While 63% of adults nationally believe that their holy books are the word of God, just 53% of Californians think so.
Similarly, 56% of Americans say religion is "very important," while the figure in California is 48%.
Californians also are more likely to believe that scriptures were written by man rather than God. And they pray less than those elsewhere -- 33% attend religious services at least once a week, compared to 39% for the nation.
California stands out for another reason. One of its signature industries and locales, Hollywood, appears to be a corrupting influence in the eyes of at least some Americans. Forty-two percent say they feel their values are threatened by "Hollywood and the entertainment industry"; 56% say they are not threatened.
If California appears less religious than the rest of the nation, there are good reasons, says J. Gordon Melton, Santa Barbara-based author of "The Encyclopedia of American Religions."
Successive generations of East Coast migrants have settled here since World War II, their connections to organized religion more tenuous than the people they left behind.

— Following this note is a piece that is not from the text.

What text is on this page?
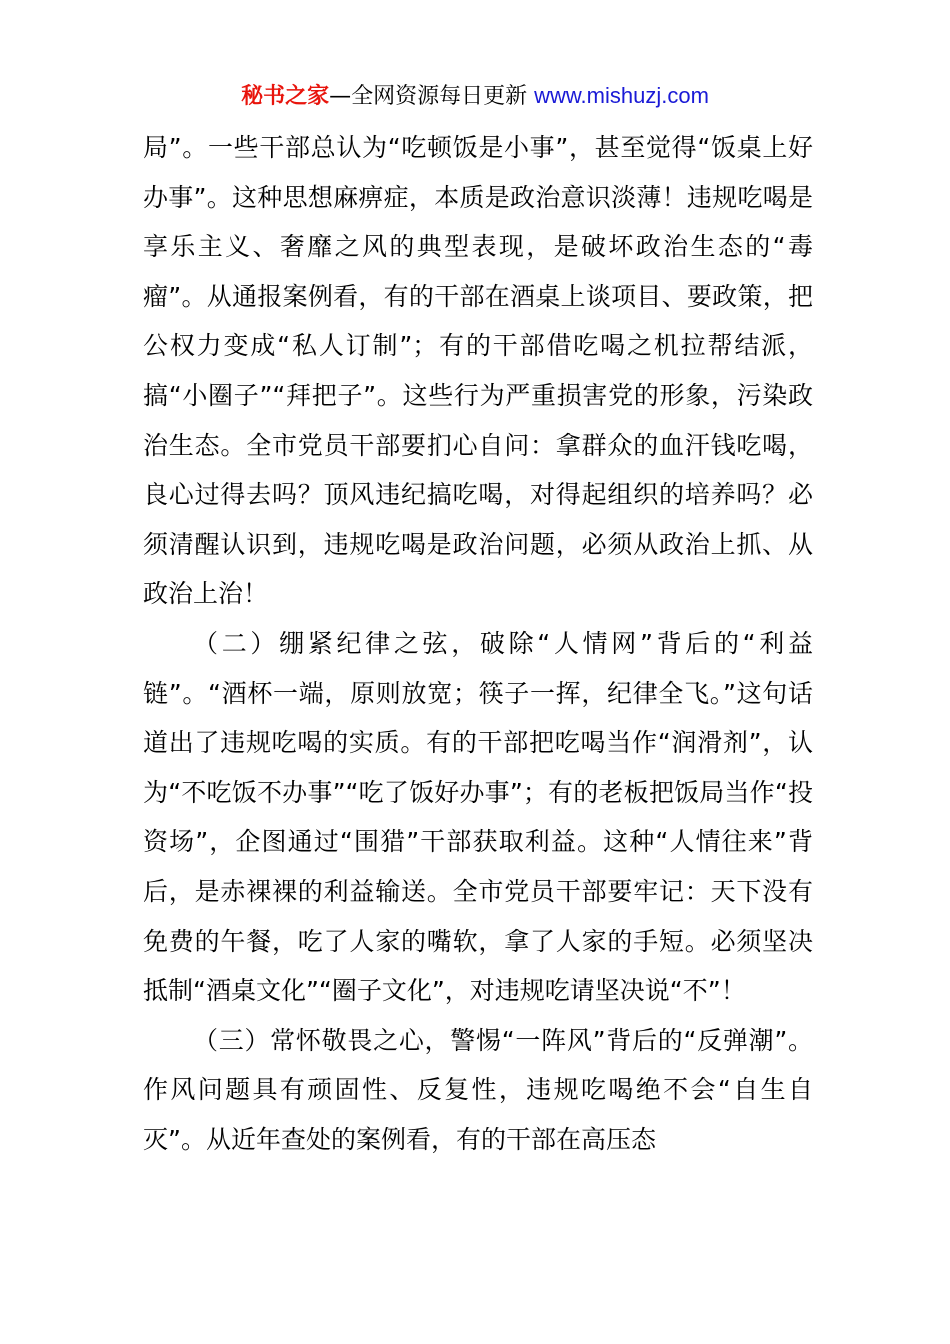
秘书之家—全网资源每日更新 www.mishuzj.com

局”。一些干部总认为“吃顿饭是小事”，甚至觉得“饭桌上好办事”。这种思想麻痹症，本质是政治意识淡薄！违规吃喝是享乐主义、奢靡之风的典型表现，是破坏政治生态的“毒瘤”。从通报案例看，有的干部在酒桌上谈项目、要政策，把公权力变成“私人订制”；有的干部借吃喝之机拉帮结派，搞“小圈子”“拜把子”。这些行为严重损害党的形象，污染政治生态。全市党员干部要扪心自问：拿群众的血汗钱吃喝，良心过得去吗？顶风违纪搞吃喝，对得起组织的培养吗？必须清醒认识到，违规吃喝是政治问题，必须从政治上抓、从政治上治！

（二）绷紧纪律之弦，破除“人情网”背后的“利益链”。“酒杯一端，原则放宽；筷子一挥，纪律全飞。”这句话道出了违规吃喝的实质。有的干部把吃喝当作“润滑剂”，认为“不吃饭不办事”“吃了饭好办事”；有的老板把饭局当作“投资场”，企图通过“围猎”干部获取利益。这种“人情往来”背后，是赤裸裸的利益输送。全市党员干部要牢记：天下没有免费的午餐，吃了人家的嘴软，拿了人家的手短。必须坚决抵制“酒桌文化”“圈子文化”，对违规吃请坚决说“不”！

（三）常怀敬畏之心，警惕“一阵风”背后的“反弹潮”。作风问题具有顽固性、反复性，违规吃喝绝不会“自生自灭”。从近年查处的案例看，有的干部在高压态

The more recent arrival of devout, predominantly Catholic immigrants from Mexico and Central America has not balanced the larger numbers of Americans from the East, he said. And many of the Spanish-speaking newcomers, undocumented and living in the shadow economy, often go uncounted in official reports, Melton said.
California trails other parts of the country in its Evangelical presence, Melton said, but has growing numbers of adherents of non-Christian traditions -- including Hindus, Buddhists and others. Their religions, which often take hold in metropolitan areas such as Los Angeles or San Francisco, do not always subscribe to a single holy book as in the Judeo-Christian tradition.
"California is certainly leading the trend in generating new religions and sending them off to the rest of the country," Melton said. "The pluralism is a function of toleration levels. That is a peculiarly California way."